I stayed at the planetarium for a while, where we entered the ship and Martin said good bye. I remained there for half an hour as though I was afraid to get back into the Old World of the ship again. I felt an apprehension that I couldn't understand. In fact, I felt that I understood very little of the significance of the events that had come and gone like a whirlwind. The planetarium was as quiet as it usually was. Here at least, everything had remained the same. But what about me? What had happened to me? Had I changed? I already knew the answer. I knew that I had changed. Had I not felt, seen, and experienced things that no one on the ship would be able to accept as rationally credible if I told them. Even I had trouble with that. For instance, the concept of separation between people appeared to be no more valid than the concept of distance between physical points in space. Separation and disunity did not exist as a reality on Bohr's planet. At least this is what I appeared to have experienced with Odessa. I liked the promise it held. I was excited about it. The physically sensual, like so many clouds of dust thrown into the face of spiritual immensity, appeared as dense blindness compared with the superabundance of feelings that had pervaded those hours of being with Odessa.
I was reluctant to leave the planetarium in case I would loose what I had found, or in case I had not lost anything and would not be able to deal with this broader reality while living once again in the conventional environment of the ship.

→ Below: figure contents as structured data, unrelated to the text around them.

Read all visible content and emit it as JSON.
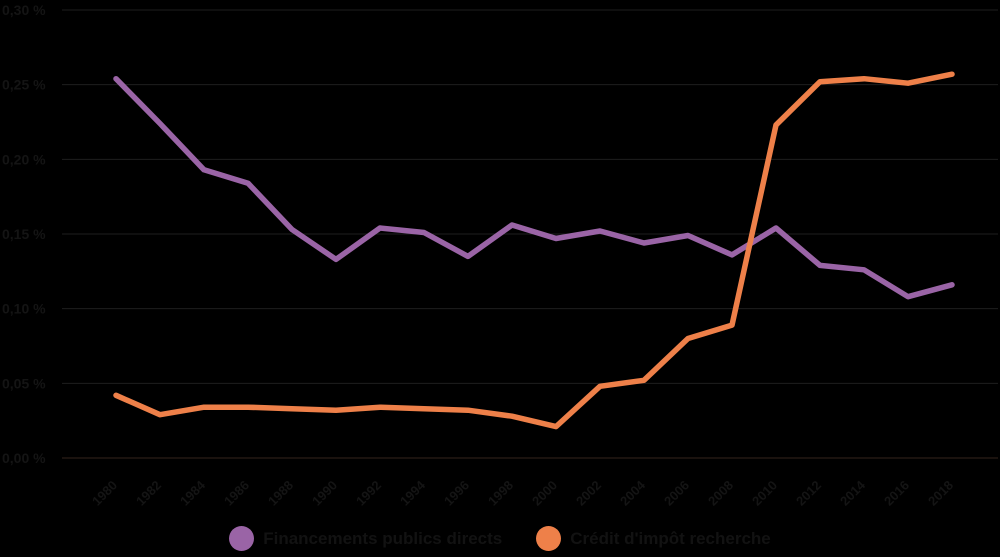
{
  "background_color": "#000000",
  "text_color": "#141414",
  "chart_data": {
    "type": "line",
    "title": "",
    "xlabel": "",
    "ylabel": "",
    "x": [
      1980,
      1982,
      1984,
      1986,
      1988,
      1990,
      1992,
      1994,
      1996,
      1998,
      2000,
      2002,
      2004,
      2006,
      2008,
      2010,
      2012,
      2014,
      2016,
      2018
    ],
    "series": [
      {
        "name": "Financements publics directs",
        "color": "#9a64a6",
        "values": [
          0.254,
          0.224,
          0.193,
          0.184,
          0.153,
          0.133,
          0.154,
          0.151,
          0.135,
          0.156,
          0.147,
          0.152,
          0.144,
          0.149,
          0.136,
          0.154,
          0.129,
          0.126,
          0.108,
          0.116
        ]
      },
      {
        "name": "Crédit d'impôt recherche",
        "color": "#ee8049",
        "values": [
          0.042,
          0.029,
          0.034,
          0.034,
          0.033,
          0.032,
          0.034,
          0.033,
          0.032,
          0.028,
          0.021,
          0.048,
          0.052,
          0.08,
          0.089,
          0.223,
          0.252,
          0.254,
          0.251,
          0.257
        ]
      }
    ],
    "ylim": [
      0.0,
      0.3
    ],
    "ytick_step": 0.05,
    "ytick_labels": [
      "0,00 %",
      "0,05 %",
      "0,10 %",
      "0,15 %",
      "0,20 %",
      "0,25 %",
      "0,30 %"
    ],
    "xtick_rotation_deg": 45,
    "grid": true,
    "legend_position": "bottom"
  }
}
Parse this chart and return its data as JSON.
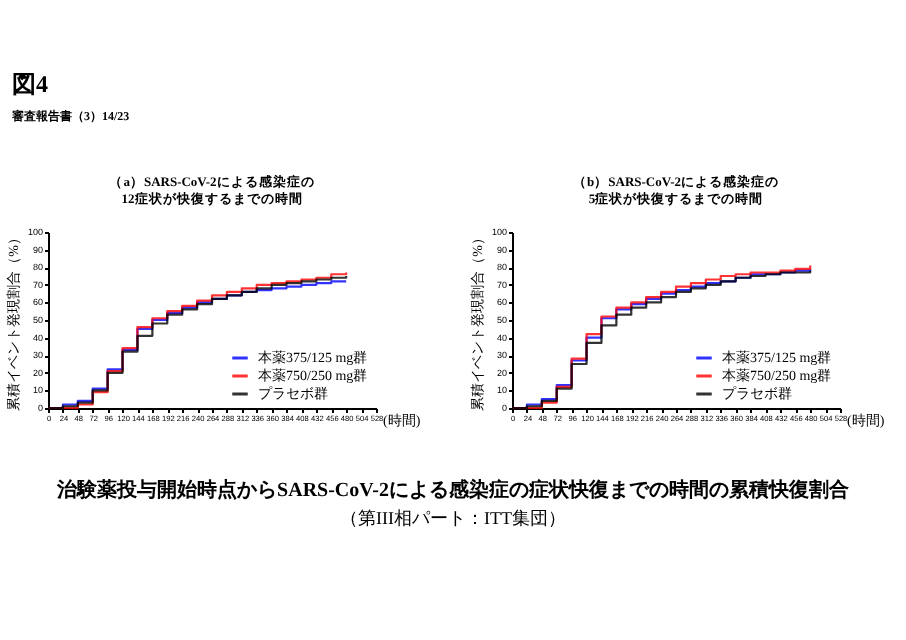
{
  "chart_data": [
    {
      "type": "step",
      "title": "（a）SARS-CoV-2による感染症の\n12症状が快復するまでの時間",
      "xlabel": "(時間)",
      "ylabel": "累積イベント発現割合（%）",
      "xlim": [
        0,
        528
      ],
      "ylim": [
        0,
        100
      ],
      "xticks": [
        0,
        24,
        48,
        72,
        96,
        120,
        144,
        168,
        192,
        216,
        240,
        264,
        288,
        312,
        336,
        360,
        384,
        408,
        432,
        456,
        480,
        504,
        528
      ],
      "yticks": [
        0,
        10,
        20,
        30,
        40,
        50,
        60,
        70,
        80,
        90,
        100
      ],
      "legend": "bottom right",
      "grid": false,
      "annotations": [
        "図4",
        "審査報告書（3）14/23",
        "治験薬投与開始時点からSARS-CoV-2による感染症の症状快復までの時間の累積快復割合",
        "（第III相パート：ITT集団）"
      ],
      "x": [
        0,
        24,
        48,
        72,
        96,
        120,
        144,
        168,
        192,
        216,
        240,
        264,
        288,
        312,
        336,
        360,
        384,
        408,
        432,
        456,
        480
      ],
      "series": [
        {
          "name": "本薬375/125 mg群",
          "color": "#0000ff",
          "values": [
            0,
            2,
            4,
            11,
            22,
            33,
            45,
            50,
            54,
            57,
            60,
            62,
            64,
            66,
            67,
            68,
            69,
            70,
            71,
            72,
            72
          ]
        },
        {
          "name": "本薬750/250 mg群",
          "color": "#ff0000",
          "values": [
            0,
            0,
            2,
            9,
            21,
            34,
            46,
            51,
            55,
            58,
            61,
            64,
            66,
            68,
            70,
            71,
            72,
            73,
            74,
            76,
            77
          ]
        },
        {
          "name": "プラセボ群",
          "color": "#000000",
          "values": [
            0,
            1,
            3,
            10,
            20,
            32,
            41,
            48,
            53,
            56,
            59,
            62,
            64,
            66,
            68,
            70,
            71,
            72,
            73,
            74,
            75
          ]
        }
      ]
    },
    {
      "type": "step",
      "title": "（b）SARS-CoV-2による感染症の\n5症状が快復するまでの時間",
      "xlabel": "(時間)",
      "ylabel": "累積イベント発現割合（%）",
      "xlim": [
        0,
        528
      ],
      "ylim": [
        0,
        100
      ],
      "xticks": [
        0,
        24,
        48,
        72,
        96,
        120,
        144,
        168,
        192,
        216,
        240,
        264,
        288,
        312,
        336,
        360,
        384,
        408,
        432,
        456,
        480,
        504,
        528
      ],
      "yticks": [
        0,
        10,
        20,
        30,
        40,
        50,
        60,
        70,
        80,
        90,
        100
      ],
      "legend": "bottom right",
      "grid": false,
      "x": [
        0,
        24,
        48,
        72,
        96,
        120,
        144,
        168,
        192,
        216,
        240,
        264,
        288,
        312,
        336,
        360,
        384,
        408,
        432,
        456,
        480
      ],
      "series": [
        {
          "name": "本薬375/125 mg群",
          "color": "#0000ff",
          "values": [
            0,
            2,
            5,
            13,
            27,
            40,
            51,
            56,
            59,
            62,
            65,
            67,
            69,
            71,
            72,
            74,
            76,
            76,
            77,
            78,
            79
          ]
        },
        {
          "name": "本薬750/250 mg群",
          "color": "#ff0000",
          "values": [
            0,
            0,
            3,
            12,
            28,
            42,
            52,
            57,
            60,
            63,
            66,
            69,
            71,
            73,
            75,
            76,
            77,
            77,
            78,
            79,
            81
          ]
        },
        {
          "name": "プラセボ群",
          "color": "#000000",
          "values": [
            0,
            1,
            4,
            11,
            25,
            37,
            47,
            53,
            57,
            60,
            63,
            66,
            68,
            70,
            72,
            74,
            75,
            76,
            77,
            77,
            78
          ]
        }
      ]
    }
  ]
}
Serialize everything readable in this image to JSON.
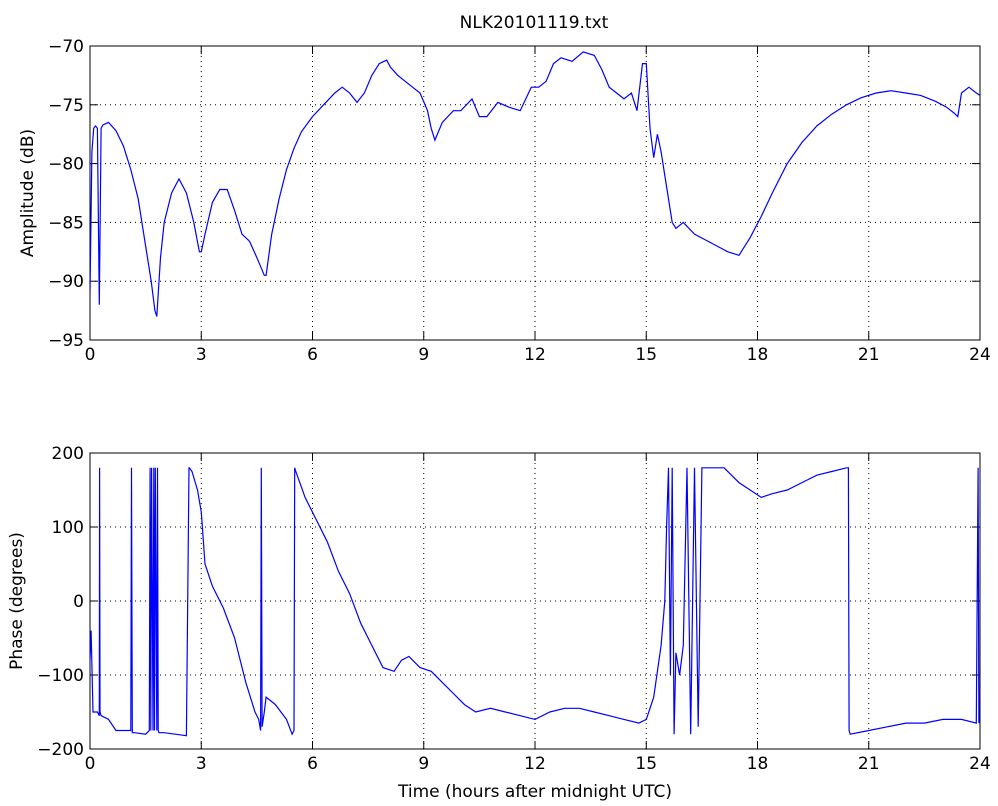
{
  "figure": {
    "title": "NLK20101119.txt",
    "background": "#ffffff",
    "series_color": "#0000ff"
  },
  "chart_data": [
    {
      "type": "line",
      "title": "NLK20101119.txt",
      "xlabel": "",
      "ylabel": "Amplitude (dB)",
      "xlim": [
        0,
        24
      ],
      "ylim": [
        -95,
        -70
      ],
      "xticks": [
        0,
        3,
        6,
        9,
        12,
        15,
        18,
        21,
        24
      ],
      "yticks": [
        -95,
        -90,
        -85,
        -80,
        -75,
        -70
      ],
      "xtick_labels": [
        "0",
        "3",
        "6",
        "9",
        "12",
        "15",
        "18",
        "21",
        "24"
      ],
      "ytick_labels": [
        "−95",
        "−90",
        "−85",
        "−80",
        "−75",
        "−70"
      ],
      "grid": true,
      "series": [
        {
          "x": [
            0,
            0.05,
            0.1,
            0.15,
            0.2,
            0.25,
            0.3,
            0.35,
            0.5,
            0.7,
            0.9,
            1.1,
            1.3,
            1.5,
            1.65,
            1.75,
            1.8,
            1.9,
            2.0,
            2.2,
            2.4,
            2.6,
            2.8,
            2.95,
            3.0,
            3.1,
            3.3,
            3.5,
            3.7,
            3.9,
            4.1,
            4.3,
            4.5,
            4.7,
            4.75,
            4.9,
            5.1,
            5.3,
            5.5,
            5.7,
            6.0,
            6.3,
            6.6,
            6.8,
            7.0,
            7.2,
            7.4,
            7.6,
            7.8,
            8.0,
            8.1,
            8.3,
            8.5,
            8.7,
            8.9,
            9.1,
            9.2,
            9.3,
            9.5,
            9.8,
            10.0,
            10.3,
            10.5,
            10.7,
            11.0,
            11.3,
            11.6,
            11.9,
            12.1,
            12.3,
            12.5,
            12.7,
            13.0,
            13.3,
            13.6,
            13.8,
            14.0,
            14.2,
            14.4,
            14.6,
            14.75,
            14.9,
            15.0,
            15.1,
            15.2,
            15.3,
            15.4,
            15.5,
            15.6,
            15.7,
            15.8,
            16.0,
            16.3,
            16.6,
            16.9,
            17.2,
            17.5,
            17.8,
            18.1,
            18.4,
            18.8,
            19.2,
            19.6,
            20.0,
            20.4,
            20.8,
            21.2,
            21.6,
            22.0,
            22.4,
            22.8,
            23.1,
            23.3,
            23.4,
            23.5,
            23.7,
            23.9,
            24.0
          ],
          "values": [
            -91,
            -79,
            -77,
            -76.8,
            -77,
            -92,
            -77,
            -76.7,
            -76.5,
            -77.2,
            -78.5,
            -80.5,
            -83,
            -87,
            -90,
            -92.5,
            -93,
            -88,
            -85,
            -82.5,
            -81.3,
            -82.5,
            -85,
            -87.5,
            -87.5,
            -86,
            -83.3,
            -82.2,
            -82.2,
            -84,
            -86,
            -86.6,
            -88,
            -89.5,
            -89.5,
            -86,
            -83,
            -80.5,
            -78.7,
            -77.3,
            -76,
            -75,
            -74,
            -73.5,
            -74,
            -74.8,
            -74,
            -72.5,
            -71.5,
            -71.2,
            -71.8,
            -72.5,
            -73,
            -73.5,
            -74,
            -75.5,
            -77,
            -78,
            -76.5,
            -75.5,
            -75.5,
            -74.5,
            -76,
            -76,
            -74.8,
            -75.2,
            -75.5,
            -73.5,
            -73.5,
            -73,
            -71.5,
            -71,
            -71.3,
            -70.5,
            -70.8,
            -72,
            -73.5,
            -74,
            -74.5,
            -74,
            -75.5,
            -71.5,
            -71.5,
            -77,
            -79.5,
            -77.5,
            -79,
            -81,
            -83,
            -85,
            -85.5,
            -85,
            -86,
            -86.5,
            -87,
            -87.5,
            -87.8,
            -86.3,
            -84.5,
            -82.5,
            -80,
            -78.2,
            -76.8,
            -75.8,
            -75,
            -74.4,
            -74,
            -73.8,
            -74,
            -74.2,
            -74.7,
            -75.2,
            -75.7,
            -76,
            -74,
            -73.5,
            -74,
            -74.2
          ]
        }
      ]
    },
    {
      "type": "line",
      "title": "",
      "xlabel": "Time (hours after midnight UTC)",
      "ylabel": "Phase (degrees)",
      "xlim": [
        0,
        24
      ],
      "ylim": [
        -200,
        200
      ],
      "xticks": [
        0,
        3,
        6,
        9,
        12,
        15,
        18,
        21,
        24
      ],
      "yticks": [
        -200,
        -100,
        0,
        100,
        200
      ],
      "xtick_labels": [
        "0",
        "3",
        "6",
        "9",
        "12",
        "15",
        "18",
        "21",
        "24"
      ],
      "ytick_labels": [
        "−200",
        "−100",
        "0",
        "100",
        "200"
      ],
      "grid": true,
      "series": [
        {
          "x": [
            0,
            0.03,
            0.08,
            0.1,
            0.2,
            0.25,
            0.26,
            0.27,
            0.3,
            0.5,
            0.7,
            1.0,
            1.1,
            1.12,
            1.14,
            1.2,
            1.5,
            1.6,
            1.62,
            1.64,
            1.66,
            1.7,
            1.72,
            1.74,
            1.76,
            1.8,
            1.82,
            1.84,
            1.86,
            2.0,
            2.3,
            2.6,
            2.67,
            2.68,
            2.75,
            2.9,
            3.0,
            3.1,
            3.3,
            3.6,
            3.9,
            4.2,
            4.45,
            4.55,
            4.6,
            4.62,
            4.64,
            4.7,
            4.75,
            5.0,
            5.3,
            5.45,
            5.5,
            5.52,
            5.55,
            5.8,
            6.1,
            6.4,
            6.7,
            7.0,
            7.3,
            7.6,
            7.9,
            8.2,
            8.4,
            8.6,
            8.9,
            9.2,
            9.5,
            9.8,
            10.1,
            10.4,
            10.8,
            11.2,
            11.6,
            12.0,
            12.4,
            12.8,
            13.2,
            13.6,
            14.0,
            14.4,
            14.8,
            15.0,
            15.2,
            15.4,
            15.5,
            15.55,
            15.6,
            15.65,
            15.7,
            15.75,
            15.8,
            15.9,
            16.0,
            16.1,
            16.2,
            16.3,
            16.4,
            16.5,
            16.7,
            16.9,
            17.1,
            17.3,
            17.5,
            17.8,
            18.1,
            18.4,
            18.8,
            19.2,
            19.6,
            20.0,
            20.4,
            20.45,
            20.47,
            20.5,
            21.0,
            21.5,
            22.0,
            22.5,
            23.0,
            23.5,
            23.9,
            23.95,
            23.97,
            24.0
          ],
          "values": [
            -80,
            -40,
            -150,
            -150,
            -150,
            -155,
            180,
            -150,
            -155,
            -160,
            -175,
            -175,
            -175,
            180,
            -178,
            -178,
            -180,
            -175,
            180,
            -175,
            180,
            -175,
            180,
            -175,
            180,
            -175,
            180,
            -175,
            -178,
            -178,
            -180,
            -182,
            180,
            180,
            175,
            150,
            120,
            50,
            20,
            -10,
            -50,
            -110,
            -150,
            -160,
            -175,
            180,
            -170,
            -150,
            -130,
            -140,
            -160,
            -180,
            -175,
            180,
            175,
            140,
            110,
            80,
            40,
            10,
            -30,
            -60,
            -90,
            -95,
            -80,
            -75,
            -90,
            -95,
            -110,
            -125,
            -140,
            -150,
            -145,
            -150,
            -155,
            -160,
            -150,
            -145,
            -145,
            -150,
            -155,
            -160,
            -165,
            -160,
            -130,
            -60,
            0,
            100,
            180,
            -100,
            180,
            -180,
            -70,
            -100,
            -60,
            180,
            -180,
            180,
            -170,
            180,
            180,
            180,
            180,
            170,
            160,
            150,
            140,
            145,
            150,
            160,
            170,
            175,
            180,
            180,
            -175,
            -180,
            -175,
            -170,
            -165,
            -165,
            -160,
            -160,
            -165,
            180,
            -165,
            -160
          ]
        }
      ]
    }
  ]
}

It stood to reason that my visit to Bohr's planet would reflect itself in some way onto my association with Natalia, with the captain, and with my newfound joy in life, named Jill from the sewer station. Ah, but suddenly another idea came that all my associations in the ship would be enriched by the growing awareness that there is no distance in the valid universe with Spirit being the central sun that is reflected by countless harmonizing principles. And so it was indeed. Without me ever mentioning the unmentionable the little distance that had remained between Natalia and Jill and I somehow quietly and naturally diminished.